One of the things I like best about Together is the range of its sympathy. Although the film has a clear political agenda – pro-feminist and anti-homophobic – it pokes fun at nearly everyone. The rigidities of the left are shown to be silly and sophomoric, as when a couple leaves the commune because, among other things, the children have been allowed to read Pippi Longstocking, that great tool of capitalism. The film attacks political rigidities as creating barriers that serve only to make people miserable.

Although the film’s harshest portrait is of a very bourgeois heterosexual couple living next to Together, it is only the husband who is really skewered. Both he and Rolf, the two straight males who are not politically progressive, are depicted as rather dangerous types. Fortunately, the film allows Rolf the chance to redeem himself, as he realizes that his behavior is costing him the love of his children, a loss too great for him to bear. Although presented quickly and in bold strokes, his regeneration is in keeping with the film’s generally warm view of human possibilities.

If the film’s defense of feminism is rather standard, the same cannot be said about its attack on heterosexism. Here, the film boldly presents gender as completely irrelevant to sexual and intimate relationships. Although the Lasse-Klas relationship is the film’s primary vehicle for making this point, it also uses a minor character, Birger (Sten Ljunggren), to bring it home. Birger lives all alone and is truly miserable. Although he had a terrible childhood, living in poverty on a farm, he tells Rolf that even that was preferable to the isolation in which he now lives. Loneliness, he says, is the worst thing a person has to face. And his statement, I think, represents the view of the filmmaker. For him, loneliness is such an absolute evil that anything that makes people experience it is also evil. In so far as our self-understandings as straight or gay block us from relationships that could diminish our loneliness, the film sees them as damaging barriers that need to be destroyed. Many of the targets that the left has traditionally attacked – such as capitalism and the mistreatment of animals – are presented by the film as less terrible than sectarians have assumed. Indeed, it asserts that these pale in the face of heterosexism – the assumption that our intimate sexual relationships must take place between a man and a woman – in terms of the cost they exact in human misery.
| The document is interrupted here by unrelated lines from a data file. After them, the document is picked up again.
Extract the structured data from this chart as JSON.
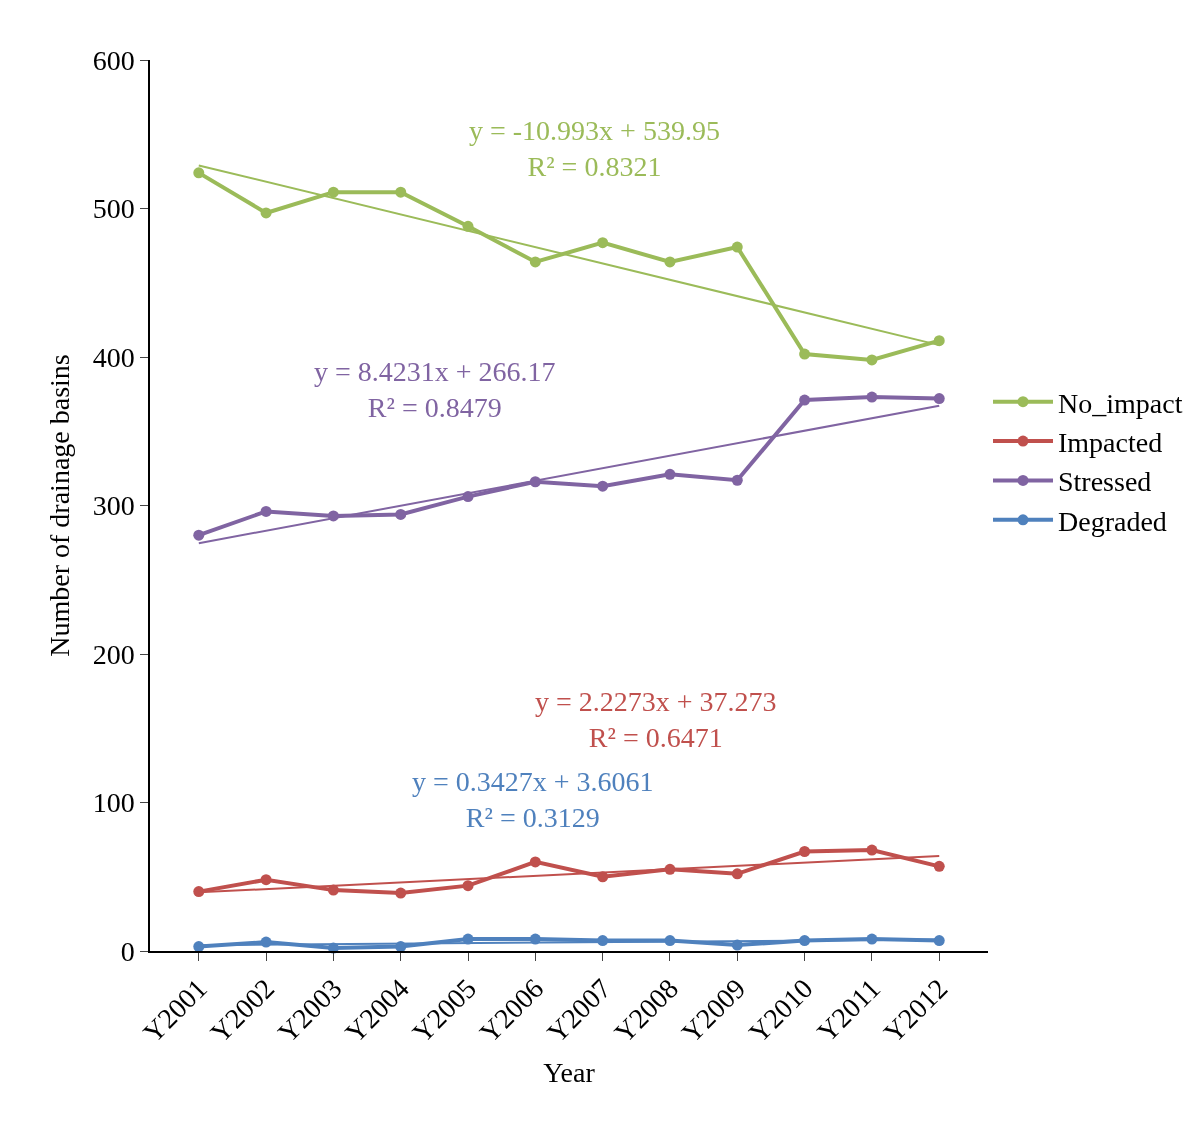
{
  "chart_data": {
    "type": "line",
    "xlabel": "Year",
    "ylabel": "Number of drainage basins",
    "categories": [
      "Y2001",
      "Y2002",
      "Y2003",
      "Y2004",
      "Y2005",
      "Y2006",
      "Y2007",
      "Y2008",
      "Y2009",
      "Y2010",
      "Y2011",
      "Y2012"
    ],
    "series": [
      {
        "name": "No_impact",
        "color": "#9bbb59",
        "values": [
          524,
          497,
          511,
          511,
          488,
          464,
          477,
          464,
          474,
          402,
          398,
          411
        ]
      },
      {
        "name": "Impacted",
        "color": "#c0504d",
        "values": [
          40,
          48,
          41,
          39,
          44,
          60,
          50,
          55,
          52,
          67,
          68,
          57
        ]
      },
      {
        "name": "Stressed",
        "color": "#8064a2",
        "values": [
          280,
          296,
          293,
          294,
          306,
          316,
          313,
          321,
          317,
          371,
          373,
          372
        ]
      },
      {
        "name": "Degraded",
        "color": "#4f81bd",
        "values": [
          3,
          6,
          2,
          3,
          8,
          8,
          7,
          7,
          4,
          7,
          8,
          7
        ]
      },
      {
        "type": "line",
        "color": "#9bbb59",
        "x": [
          "Y2001",
          "Y2012"
        ],
        "values": [
          529,
          408
        ],
        "marker": "none"
      },
      {
        "type": "line",
        "color": "#c0504d",
        "x": [
          "Y2001",
          "Y2012"
        ],
        "values": [
          39.5,
          64
        ],
        "marker": "none"
      },
      {
        "type": "line",
        "color": "#8064a2",
        "x": [
          "Y2001",
          "Y2012"
        ],
        "values": [
          274.6,
          367.2
        ],
        "marker": "none"
      },
      {
        "type": "line",
        "color": "#4f81bd",
        "x": [
          "Y2001",
          "Y2012"
        ],
        "values": [
          3.9,
          7.7
        ],
        "marker": "none"
      }
    ],
    "annotations": [
      "y = -10.993x + 539.95\nR² = 0.8321",
      "y = 2.2273x + 37.273\nR² = 0.6471",
      "y = 8.4231x + 266.17\nR² = 0.8479",
      "y = 0.3427x + 3.6061\nR² = 0.3129"
    ],
    "ylim": [
      0,
      600
    ],
    "yticks": [
      0,
      100,
      200,
      300,
      400,
      500,
      600
    ],
    "legend": "right",
    "marker": "circle",
    "line_style": "solid"
  }
}
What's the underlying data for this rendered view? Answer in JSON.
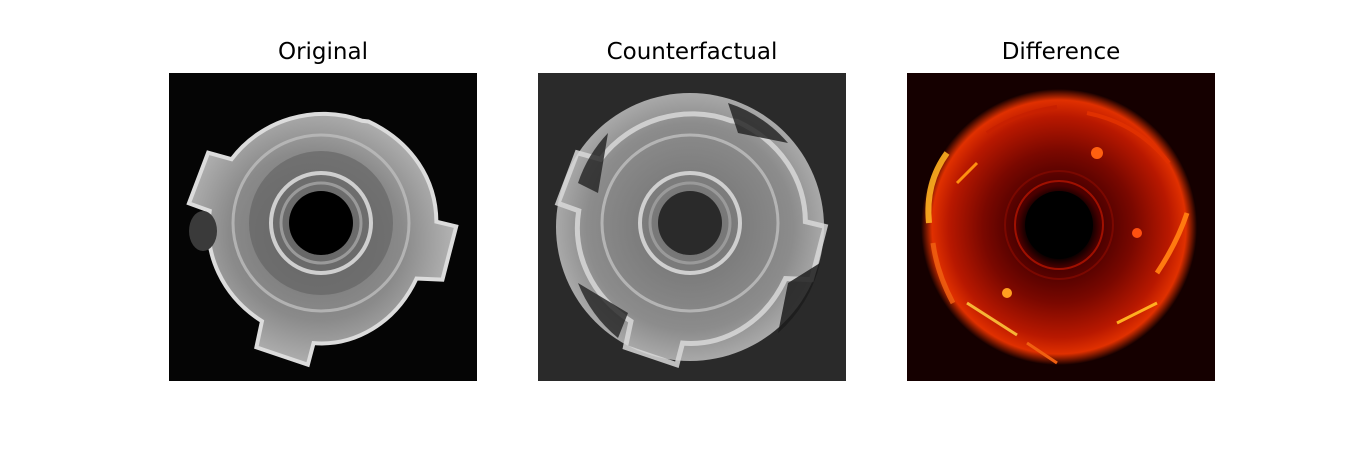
{
  "panels": [
    {
      "title": "Original",
      "image": "grayscale photo of a four-pronged metal nut on black background"
    },
    {
      "title": "Counterfactual",
      "image": "grayscale reconstruction of the nut as a round disc on gray background"
    },
    {
      "title": "Difference",
      "image": "red-yellow heatmap of the difference on black background"
    }
  ],
  "colors": {
    "original_bg": "#050505",
    "counterfactual_bg": "#2a2a2a",
    "difference_bg": "#150000",
    "heat_low": "#6a0000",
    "heat_mid": "#e03000",
    "heat_high": "#ffd040"
  }
}
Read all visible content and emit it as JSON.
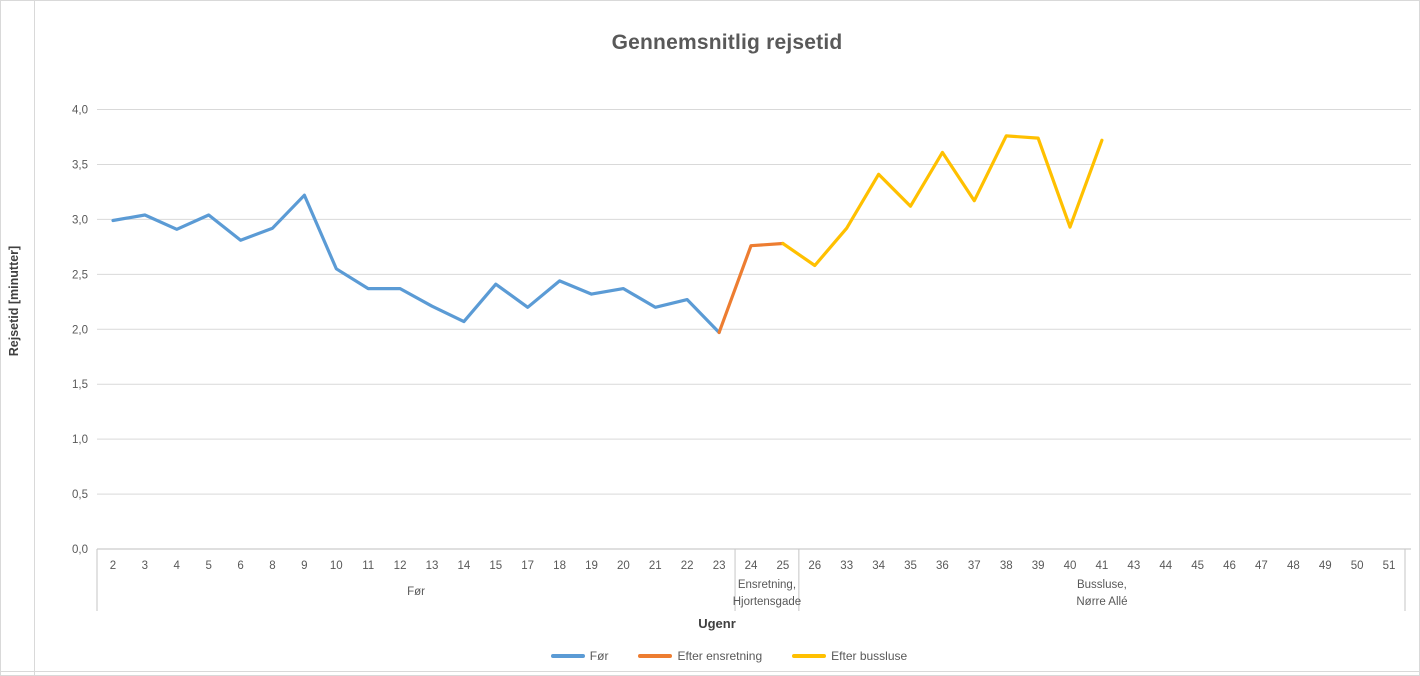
{
  "window": {
    "background": "#ffffff",
    "border_color": "#d9d9d9"
  },
  "chart_data": {
    "type": "line",
    "title": "Gennemsnitlig rejsetid",
    "xlabel": "Ugenr",
    "ylabel": "Rejsetid [minutter]",
    "ylim": [
      0,
      4
    ],
    "ytick_labels_bottom_to_top": [
      "0,0",
      "0,5",
      "1,0",
      "1,5",
      "2,0",
      "2,5",
      "3,0",
      "3,5",
      "4,0"
    ],
    "grid": "horizontal",
    "legend_position": "bottom",
    "categories": [
      "2",
      "3",
      "4",
      "5",
      "6",
      "8",
      "9",
      "10",
      "11",
      "12",
      "13",
      "14",
      "15",
      "17",
      "18",
      "19",
      "20",
      "21",
      "22",
      "23",
      "24",
      "25",
      "26",
      "33",
      "34",
      "35",
      "36",
      "37",
      "38",
      "39",
      "40",
      "41",
      "43",
      "44",
      "45",
      "46",
      "47",
      "48",
      "49",
      "50",
      "51"
    ],
    "category_groups": [
      {
        "label_lines": [
          "Før"
        ],
        "span": [
          0,
          19
        ]
      },
      {
        "label_lines": [
          "Ensretning,",
          "Hjortensgade"
        ],
        "span": [
          20,
          21
        ]
      },
      {
        "label_lines": [
          "Bussluse,",
          "Nørre Allé"
        ],
        "span": [
          22,
          40
        ]
      }
    ],
    "series": [
      {
        "name": "Før",
        "color": "#5B9BD5",
        "points": [
          [
            "2",
            2.99
          ],
          [
            "3",
            3.04
          ],
          [
            "4",
            2.91
          ],
          [
            "5",
            3.04
          ],
          [
            "6",
            2.81
          ],
          [
            "8",
            2.92
          ],
          [
            "9",
            3.22
          ],
          [
            "10",
            2.55
          ],
          [
            "11",
            2.37
          ],
          [
            "12",
            2.37
          ],
          [
            "13",
            2.21
          ],
          [
            "14",
            2.07
          ],
          [
            "15",
            2.41
          ],
          [
            "17",
            2.2
          ],
          [
            "18",
            2.44
          ],
          [
            "19",
            2.32
          ],
          [
            "20",
            2.37
          ],
          [
            "21",
            2.2
          ],
          [
            "22",
            2.27
          ],
          [
            "23",
            1.97
          ]
        ]
      },
      {
        "name": "Efter ensretning",
        "color": "#ED7D31",
        "points": [
          [
            "23",
            1.97
          ],
          [
            "24",
            2.76
          ],
          [
            "25",
            2.78
          ]
        ]
      },
      {
        "name": "Efter bussluse",
        "color": "#FFC000",
        "points": [
          [
            "25",
            2.78
          ],
          [
            "26",
            2.58
          ],
          [
            "33",
            2.92
          ],
          [
            "34",
            3.41
          ],
          [
            "35",
            3.12
          ],
          [
            "36",
            3.61
          ],
          [
            "37",
            3.17
          ],
          [
            "38",
            3.76
          ],
          [
            "39",
            3.74
          ],
          [
            "40",
            2.93
          ],
          [
            "41",
            3.72
          ]
        ]
      }
    ],
    "style_colors": {
      "gridline": "#d9d9d9",
      "axis_line": "#bfbfbf",
      "divider_line": "#c6c6c6",
      "tick_label": "#595959",
      "group_label": "#595959",
      "title": "#595959",
      "axis_title": "#404040"
    }
  }
}
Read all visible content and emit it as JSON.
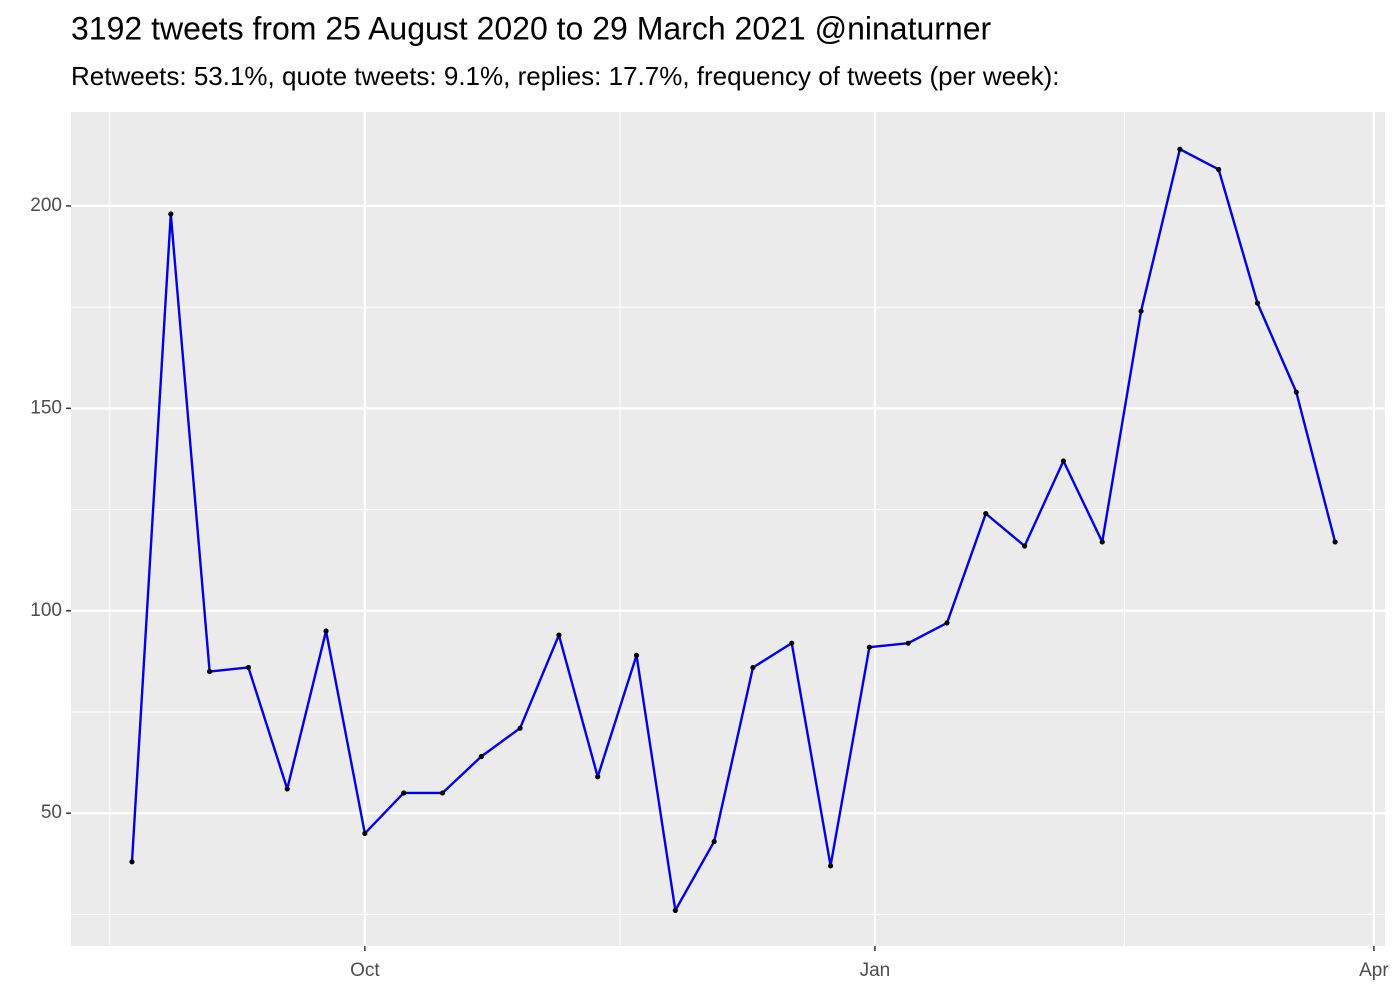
{
  "chart_data": {
    "type": "line",
    "title": "3192 tweets from 25 August 2020 to 29 March 2021 @ninaturner",
    "subtitle": "Retweets: 53.1%, quote tweets: 9.1%, replies: 17.7%, frequency of tweets (per week):",
    "x": [
      "2020-08-20",
      "2020-08-27",
      "2020-09-03",
      "2020-09-10",
      "2020-09-17",
      "2020-09-24",
      "2020-10-01",
      "2020-10-08",
      "2020-10-15",
      "2020-10-22",
      "2020-10-29",
      "2020-11-05",
      "2020-11-12",
      "2020-11-19",
      "2020-11-26",
      "2020-12-03",
      "2020-12-10",
      "2020-12-17",
      "2020-12-24",
      "2020-12-31",
      "2021-01-07",
      "2021-01-14",
      "2021-01-21",
      "2021-01-28",
      "2021-02-04",
      "2021-02-11",
      "2021-02-18",
      "2021-02-25",
      "2021-03-04",
      "2021-03-11",
      "2021-03-18",
      "2021-03-25"
    ],
    "series": [
      {
        "color": "#0000ee",
        "values": [
          38,
          198,
          85,
          86,
          56,
          95,
          45,
          55,
          55,
          64,
          71,
          94,
          59,
          89,
          26,
          43,
          86,
          92,
          37,
          91,
          92,
          97,
          124,
          116,
          137,
          117,
          174,
          214,
          209,
          176,
          154,
          117
        ]
      }
    ],
    "xlim": [
      "2020-08-09",
      "2021-04-03"
    ],
    "xticks": [
      {
        "value": "2020-10-01",
        "label": "Oct"
      },
      {
        "value": "2021-01-01",
        "label": "Jan"
      },
      {
        "value": "2021-04-01",
        "label": "Apr"
      }
    ],
    "ylim": [
      17.2,
      223.2
    ],
    "yticks": [
      50,
      100,
      150,
      200
    ],
    "grid": true,
    "point_color": "#000000"
  }
}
Together is thus a pretty unique example of the genre of film that I call the unlikely couple film. Filled with many unlikely couples – both heterosexual and gay – the film takes pot shots at many traditional assumptions about intimate relationships and their connection to more traditional leftist politics. But where the film is really radical is in its claim that gender preferences in sex are nothing but barriers to human fulfillment. While it ridicules many of the pretensions of its erstwhile utopian communards, the film’s own utopian dimension lies precisely in its view of gender. In this respect, the film breaks new ground in a way that may stretch the credulity of many of its viewers.

© Thomas E. Wartenberg 2002

Thomas Wartenberg is the author of Unlikely Couples: Movie Romance as Social Criticism (Westview) and co-editor of Philosophy and Film (Routledge). He teaches philosophy and film studies at Mount Holyoke College in Massachusetts.